David Wong at Cracked has written what is perhaps the best article I’ve yet read explaining the rise of Donald Trump. Published last week, it has already been read by more than 3 million people.
(Warning: the article contains some profanity.)
The headline of the article, “How Half of America Lost Its F**king Mind,” is a bit misleading. The primary target of Wong’s article are not Trump’s deplorables, but those who sneer at them.
“It feels good to dismiss people, to mock them, to write them off as deplorables,” Wong writes. “But you might as well take time to try to understand them, because I’m telling you, they’ll still be around long after Trump is gone.”
Wong, who grew in a deeply red county in the deeply blue state of Illinois before landing at Cracked, understands what is dividing America better than most. Progressives tend to see Trump’s rise as the product of reactionary cultural attitudes. Wong attributes Trump’s rise more to macro-economic and geographic changes that have adversely affected people in rural America, people who pride themselves on self-reliance and individualism.
Rural America, whose scorn for “prissy elites” is engrained in their fiber, owns the electoral map as far as geography. (see below)But the electoral college and pull in Washington, D.C., is another matter. Rural voters are losing the fight, and the results are difficult to overstate, Wong says:
They’re getting the shit kicked out of them. I know, I was there. Step outside of the city, and the suicide rate among young people fucking doubles. The recession pounded rural communities, but all the recovery went to the cities. The rate of new businesses opening in rural areas has utterly collapsed.
See, rural jobs used to be based around one big local business — a factory, a coal mine, etc. When it dies, the town dies. Where I grew up, it was an oil refinery closing that did us in. I was raised in the hollowed-out shell of what the town had once been….
If you don’t live in one of these small towns, you can’t understand the hopelessness.
Capital and jobs are flowing to cities, Wong explains. And even if these people wished to pick up and move there is this – “around every city is now a hundred-foot wall called ‘Cost of Living.’”
Now, this phenomena would be painful enough, but Wong hints that rural resentment has been exacerbated by attitudes pervasive in our intelligentsia:
[T]he hopelessness eats you alive…and if you dare complain, some liberal elite will pull out their iPad and type up a rant about your racist white privilege.

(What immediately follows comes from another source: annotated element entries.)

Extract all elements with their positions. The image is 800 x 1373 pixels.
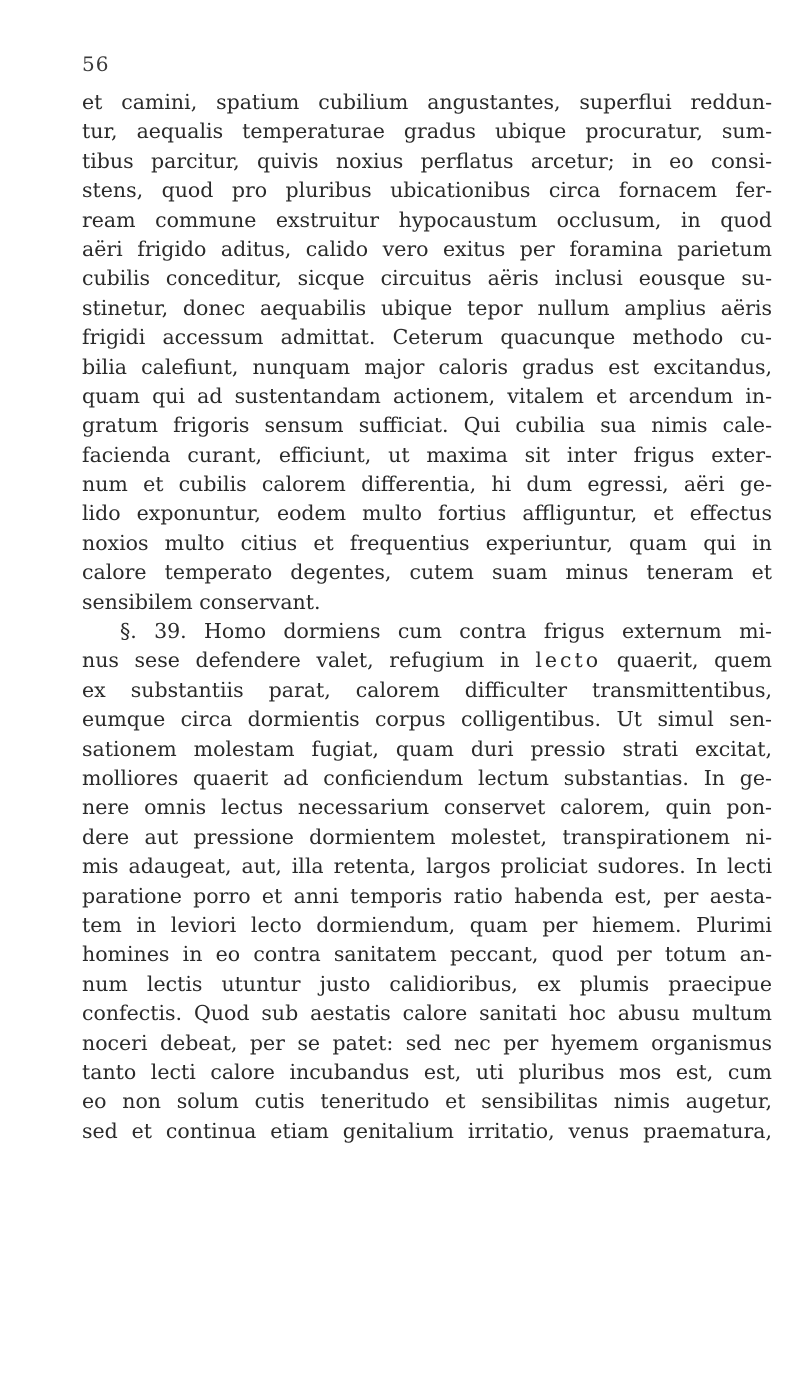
text-line: ex substantiis parat, calorem difficulter transmittentibus,: [82, 677, 772, 702]
text-line: confectis. Quod sub aestatis calore sanitati hoc abusu multum: [82, 1001, 772, 1026]
text-line: dere aut pressione dormientem molestet, transpirationem ni-: [82, 824, 772, 849]
text-line: frigidi accessum admittat. Ceterum quacunque methodo cu-: [82, 325, 772, 350]
text-line: gratum frigoris sensum sufficiat. Qui cubilia sua nimis cale-: [82, 413, 772, 438]
text-segment: nus sese defendere valet, refugium in: [82, 648, 536, 673]
body-text: [82, 88, 772, 1146]
text-line: molliores quaerit ad conficiendum lectum substantias. In ge-: [82, 765, 772, 790]
text-line: et camini, spatium cubilium angustantes, superflui reddun-: [82, 90, 772, 114]
text-line: facienda curant, efficiunt, ut maxima sit inter frigus exter-: [82, 442, 772, 467]
text-line: noceri debeat, per se patet: sed nec per hyemem organismus: [82, 1030, 772, 1055]
text-line: ream commune exstruitur hypocaustum occlusum, in quod: [82, 207, 772, 232]
text-line: homines in eo contra sanitatem peccant, quod per totum an-: [82, 942, 772, 967]
text-line: paratione porro et anni temporis ratio habenda est, per aesta-: [82, 883, 772, 908]
page-number: 56: [82, 52, 110, 76]
paragraph-2: [82, 617, 772, 1146]
text-line: tur, aequalis temperaturae gradus ubique procuratur, sum-: [82, 119, 772, 144]
text-line: nere omnis lectus necessarium conservet calorem, quin pon-: [82, 795, 772, 820]
text-segment: quaerit, quem: [601, 648, 772, 673]
paragraph-1: [82, 88, 772, 617]
text-line: num et cubilis calorem differentia, hi dum egressi, aëri ge-: [82, 472, 772, 497]
text-line: stinetur, donec aequabilis ubique tepor nullum amplius aëris: [82, 295, 772, 320]
text-line: tibus parcitur, quivis noxius perflatus arcetur; in eo consi-: [82, 148, 772, 173]
text-line: eumque circa dormientis corpus colligentibus. Ut simul sen-: [82, 707, 772, 732]
text-line: eo non solum cutis teneritudo et sensibilitas nimis augetur,: [82, 1089, 772, 1114]
text-line: noxios multo citius et frequentius experiuntur, quam qui in: [82, 530, 772, 555]
text-line: sationem molestam fugiat, quam duri pressio strati excitat,: [82, 736, 772, 761]
text-line: calore temperato degentes, cutem suam minus teneram et: [82, 560, 772, 585]
text-line: sensibilem conservant.: [82, 589, 321, 614]
text-line: aëri frigido aditus, calido vero exitus per foramina parietum: [82, 236, 772, 261]
text-line: stens, quod pro pluribus ubicationibus circa fornacem fer-: [82, 178, 772, 203]
text-line: sed et continua etiam genitalium irritatio, venus praematura,: [82, 1118, 772, 1143]
text-line: [82, 646, 772, 675]
text-line: quam qui ad sustentandam actionem, vitalem et arcendum in-: [82, 383, 772, 408]
text-line: cubilis conceditur, sicque circuitus aëris inclusi eousque su-: [82, 266, 772, 291]
section-heading-line: §. 39. Homo dormiens cum contra frigus externum mi-: [120, 619, 772, 644]
text-line: bilia calefiunt, nunquam major caloris gradus est excitandus,: [82, 354, 772, 379]
emphasized-word: lecto: [535, 648, 602, 673]
text-line: mis adaugeat, aut, illa retenta, largos proliciat sudores. In lecti: [82, 854, 772, 879]
text-line: lido exponuntur, eodem multo fortius affliguntur, et effectus: [82, 501, 772, 526]
text-line: tem in leviori lecto dormiendum, quam per hiemem. Plurimi: [82, 912, 772, 937]
text-line: tanto lecti calore incubandus est, uti pluribus mos est, cum: [82, 1059, 772, 1084]
text-line: num lectis utuntur justo calidioribus, ex plumis praecipue: [82, 971, 772, 996]
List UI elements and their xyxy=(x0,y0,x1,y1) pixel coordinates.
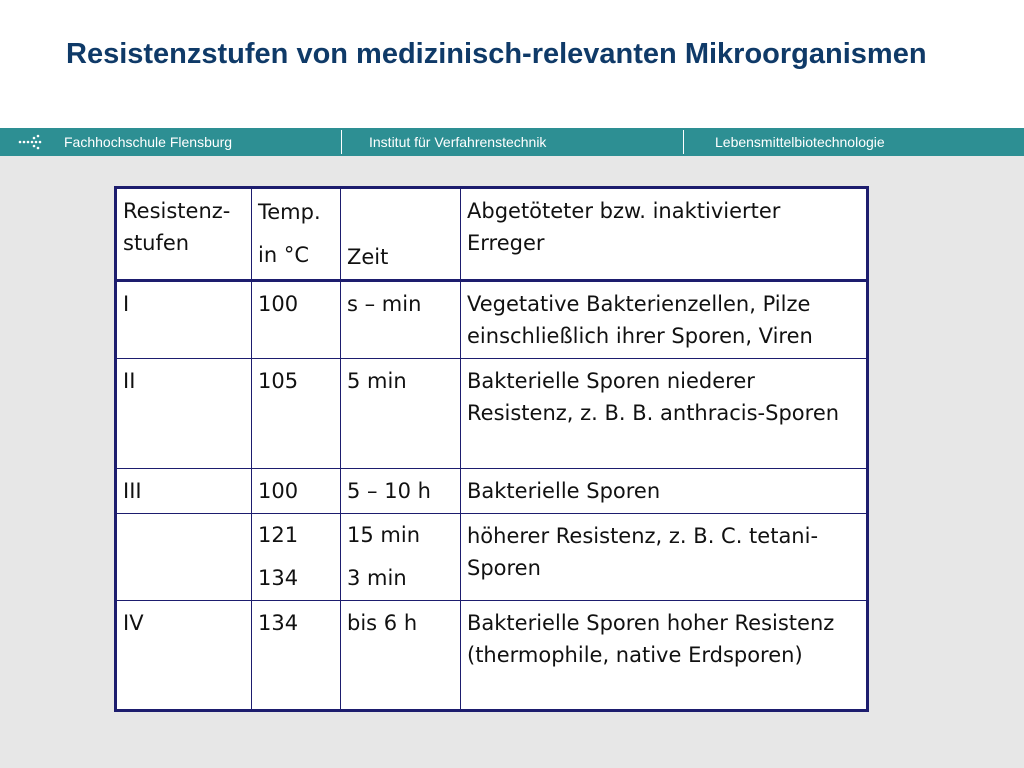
cell-zeit: bis 6 h xyxy=(341,601,461,711)
cell-erreger: Bakterielle Sporen xyxy=(461,469,868,514)
table-row xyxy=(116,359,868,469)
cell-stufe: II xyxy=(116,359,252,469)
band-department: Lebensmittelbiotechnologie xyxy=(715,134,885,150)
cell-stufe: I xyxy=(116,281,252,359)
table-header-row xyxy=(116,188,868,281)
band-org: Fachhochschule Flensburg xyxy=(64,134,233,150)
cell-temp: 100 xyxy=(252,281,341,359)
cell-temp: 134 xyxy=(252,601,341,711)
cell-erreger: höherer Resistenz, z. B. C. tetani-Sporen xyxy=(461,514,868,601)
cell-zeit: 5 – 10 h xyxy=(341,469,461,514)
header-temp-line1: Temp. xyxy=(258,200,321,224)
cell-erreger: Bakterielle Sporen niederer Resistenz, z. B. B. anthracis-Sporen xyxy=(461,359,868,469)
cell-stufe: IV xyxy=(116,601,252,711)
header-stufen: Resistenz-stufen xyxy=(116,188,252,281)
cell-zeit: 5 min xyxy=(341,359,461,469)
cell-erreger: Bakterielle Sporen hoher Resistenz (thermophile, native Erdsporen) xyxy=(461,601,868,711)
cell-temp: 105 xyxy=(252,359,341,469)
cell-zeit-line2: 3 min xyxy=(347,566,407,590)
cell-temp: 100 xyxy=(252,469,341,514)
header-erreger: Abgetöteter bzw. inaktivierter Erreger xyxy=(461,188,868,281)
cell-erreger: Vegetative Bakterienzellen, Pilze einschließlich ihrer Sporen, Viren xyxy=(461,281,868,359)
institution-band xyxy=(0,128,1024,156)
table-row xyxy=(116,469,868,514)
table-row xyxy=(116,514,868,601)
cell-stufe: III xyxy=(116,469,252,514)
resistance-table xyxy=(114,186,869,712)
cell-temp-line1: 121 xyxy=(258,523,299,547)
band-institute: Institut für Verfahrenstechnik xyxy=(369,134,547,150)
header-temp xyxy=(252,188,341,281)
slide-header xyxy=(0,0,1024,128)
table-row xyxy=(116,601,868,711)
resistance-table-wrapper xyxy=(114,186,869,712)
cell-zeit xyxy=(341,514,461,601)
header-zeit-label: Zeit xyxy=(347,245,389,269)
band-divider xyxy=(683,130,684,154)
cell-stufe xyxy=(116,514,252,601)
arrow-logo-icon xyxy=(18,134,44,150)
cell-temp-line2: 134 xyxy=(258,566,299,590)
table-row xyxy=(116,281,868,359)
header-temp-line2: in °C xyxy=(258,243,309,267)
cell-zeit-line1: 15 min xyxy=(347,523,420,547)
slide-title: Resistenzstufen von medizinisch-relevanten Mikroorganismen xyxy=(66,38,927,70)
header-zeit xyxy=(341,188,461,281)
band-divider xyxy=(341,130,342,154)
cell-zeit: s – min xyxy=(341,281,461,359)
cell-temp xyxy=(252,514,341,601)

Basic, obvious truths that have gone unquestioned for thousands of years now get laughed at and shouted down…. The foundation upon which America was undeniably built — family, faith, and hard work — had been deemed unfashionable and small-minded. Those snooty elites up in their ivory tower laughed as they kicked away that foundation, and then wrote 10,000-word thinkpieces blaming the builders for the ensuing collapse.

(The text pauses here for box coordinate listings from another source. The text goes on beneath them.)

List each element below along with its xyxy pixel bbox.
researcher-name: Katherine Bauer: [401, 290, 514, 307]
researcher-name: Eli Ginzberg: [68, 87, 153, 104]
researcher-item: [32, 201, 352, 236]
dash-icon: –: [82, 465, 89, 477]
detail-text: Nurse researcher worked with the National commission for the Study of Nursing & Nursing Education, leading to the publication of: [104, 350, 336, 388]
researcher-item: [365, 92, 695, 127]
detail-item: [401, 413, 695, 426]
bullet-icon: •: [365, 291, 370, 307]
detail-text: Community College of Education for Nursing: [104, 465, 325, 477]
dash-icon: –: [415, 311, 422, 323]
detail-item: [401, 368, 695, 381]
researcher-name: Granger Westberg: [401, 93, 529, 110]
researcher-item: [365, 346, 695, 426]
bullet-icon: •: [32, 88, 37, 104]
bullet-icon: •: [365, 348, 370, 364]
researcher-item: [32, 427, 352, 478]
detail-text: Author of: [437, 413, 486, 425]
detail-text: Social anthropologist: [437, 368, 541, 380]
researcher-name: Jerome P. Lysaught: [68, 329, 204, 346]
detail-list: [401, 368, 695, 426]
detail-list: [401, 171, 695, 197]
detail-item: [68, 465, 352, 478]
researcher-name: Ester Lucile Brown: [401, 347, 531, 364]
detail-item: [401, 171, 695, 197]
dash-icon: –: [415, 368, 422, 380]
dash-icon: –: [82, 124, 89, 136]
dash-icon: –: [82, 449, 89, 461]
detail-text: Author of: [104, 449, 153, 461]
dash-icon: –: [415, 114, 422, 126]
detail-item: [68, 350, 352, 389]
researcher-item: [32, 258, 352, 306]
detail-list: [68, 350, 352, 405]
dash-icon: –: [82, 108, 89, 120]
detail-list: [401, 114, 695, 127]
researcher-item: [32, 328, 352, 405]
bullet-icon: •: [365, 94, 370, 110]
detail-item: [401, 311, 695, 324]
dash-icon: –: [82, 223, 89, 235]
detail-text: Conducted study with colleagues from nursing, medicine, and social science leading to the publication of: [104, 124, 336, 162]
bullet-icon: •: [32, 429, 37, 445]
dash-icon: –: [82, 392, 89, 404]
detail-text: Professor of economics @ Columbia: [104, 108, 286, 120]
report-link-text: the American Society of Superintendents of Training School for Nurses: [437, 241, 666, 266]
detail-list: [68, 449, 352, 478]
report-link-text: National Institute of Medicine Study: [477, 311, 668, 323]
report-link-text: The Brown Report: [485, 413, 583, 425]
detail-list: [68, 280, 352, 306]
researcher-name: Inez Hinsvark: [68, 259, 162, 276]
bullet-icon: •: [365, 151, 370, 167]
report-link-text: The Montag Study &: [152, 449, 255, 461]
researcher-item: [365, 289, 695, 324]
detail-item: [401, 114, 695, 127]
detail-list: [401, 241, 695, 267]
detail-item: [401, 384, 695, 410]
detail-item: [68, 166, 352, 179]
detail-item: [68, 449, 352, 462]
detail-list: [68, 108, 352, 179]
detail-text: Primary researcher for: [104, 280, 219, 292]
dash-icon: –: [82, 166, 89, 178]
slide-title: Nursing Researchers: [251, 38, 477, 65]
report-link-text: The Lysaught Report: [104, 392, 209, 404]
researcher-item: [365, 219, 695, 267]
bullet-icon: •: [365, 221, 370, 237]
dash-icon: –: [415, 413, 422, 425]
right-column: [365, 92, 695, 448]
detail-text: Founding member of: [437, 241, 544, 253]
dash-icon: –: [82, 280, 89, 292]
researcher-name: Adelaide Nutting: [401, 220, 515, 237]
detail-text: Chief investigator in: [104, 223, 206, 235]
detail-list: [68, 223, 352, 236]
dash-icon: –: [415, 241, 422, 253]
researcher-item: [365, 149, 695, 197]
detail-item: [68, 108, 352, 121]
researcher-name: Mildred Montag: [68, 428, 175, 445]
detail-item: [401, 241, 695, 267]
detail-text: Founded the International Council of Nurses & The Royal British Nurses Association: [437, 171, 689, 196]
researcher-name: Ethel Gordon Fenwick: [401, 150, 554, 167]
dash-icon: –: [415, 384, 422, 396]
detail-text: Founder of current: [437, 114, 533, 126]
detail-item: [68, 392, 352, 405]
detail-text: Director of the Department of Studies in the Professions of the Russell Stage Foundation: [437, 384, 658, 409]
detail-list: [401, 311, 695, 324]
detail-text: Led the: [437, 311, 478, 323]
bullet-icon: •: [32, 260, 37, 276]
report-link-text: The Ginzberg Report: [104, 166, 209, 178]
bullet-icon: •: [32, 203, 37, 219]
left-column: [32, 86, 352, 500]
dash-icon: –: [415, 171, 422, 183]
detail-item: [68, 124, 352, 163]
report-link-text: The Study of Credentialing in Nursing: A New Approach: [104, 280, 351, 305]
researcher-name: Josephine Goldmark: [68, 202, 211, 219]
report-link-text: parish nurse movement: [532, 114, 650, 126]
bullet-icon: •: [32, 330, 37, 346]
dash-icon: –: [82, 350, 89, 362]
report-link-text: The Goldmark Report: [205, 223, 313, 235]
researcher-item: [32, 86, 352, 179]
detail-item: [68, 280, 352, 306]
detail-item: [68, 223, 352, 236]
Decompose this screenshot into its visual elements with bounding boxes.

It’s a stinging critique, and I encourage readers to read the entire article.
As someone who grew up in a small blue-collar town (much like the ones Wong describes) before moving to a city, I found myself nodding my head (and laughing) throughout the article. Many of his anecdotes about the people who make up these communities are spot on.
These people are not deplorable. Nor, I think, are there many racists among them (though many despise political correctness). What they are is desperate. And afraid. They sense something coming apart, so they picked a street fighter to be their champion. A bully with bad hair and small hands who promised to make everything great again.
Now, Wong anticipates your obvious protest:
“But Trump is objectively a piece of shit!” you say. “He insults people, he objectifies women, and cheats whenever possible! And he’s not an everyman; he’s a smarmy, arrogant billionaire!”
Wait, are you talking about Donald Trump, or this guy:
Rural voters may have miscalculated in their choice, but Wong is right about this and a great many things: we’d be wiser to try to understand so-called deplorables than mock them.
Because in many ways, America needs them more than they need America.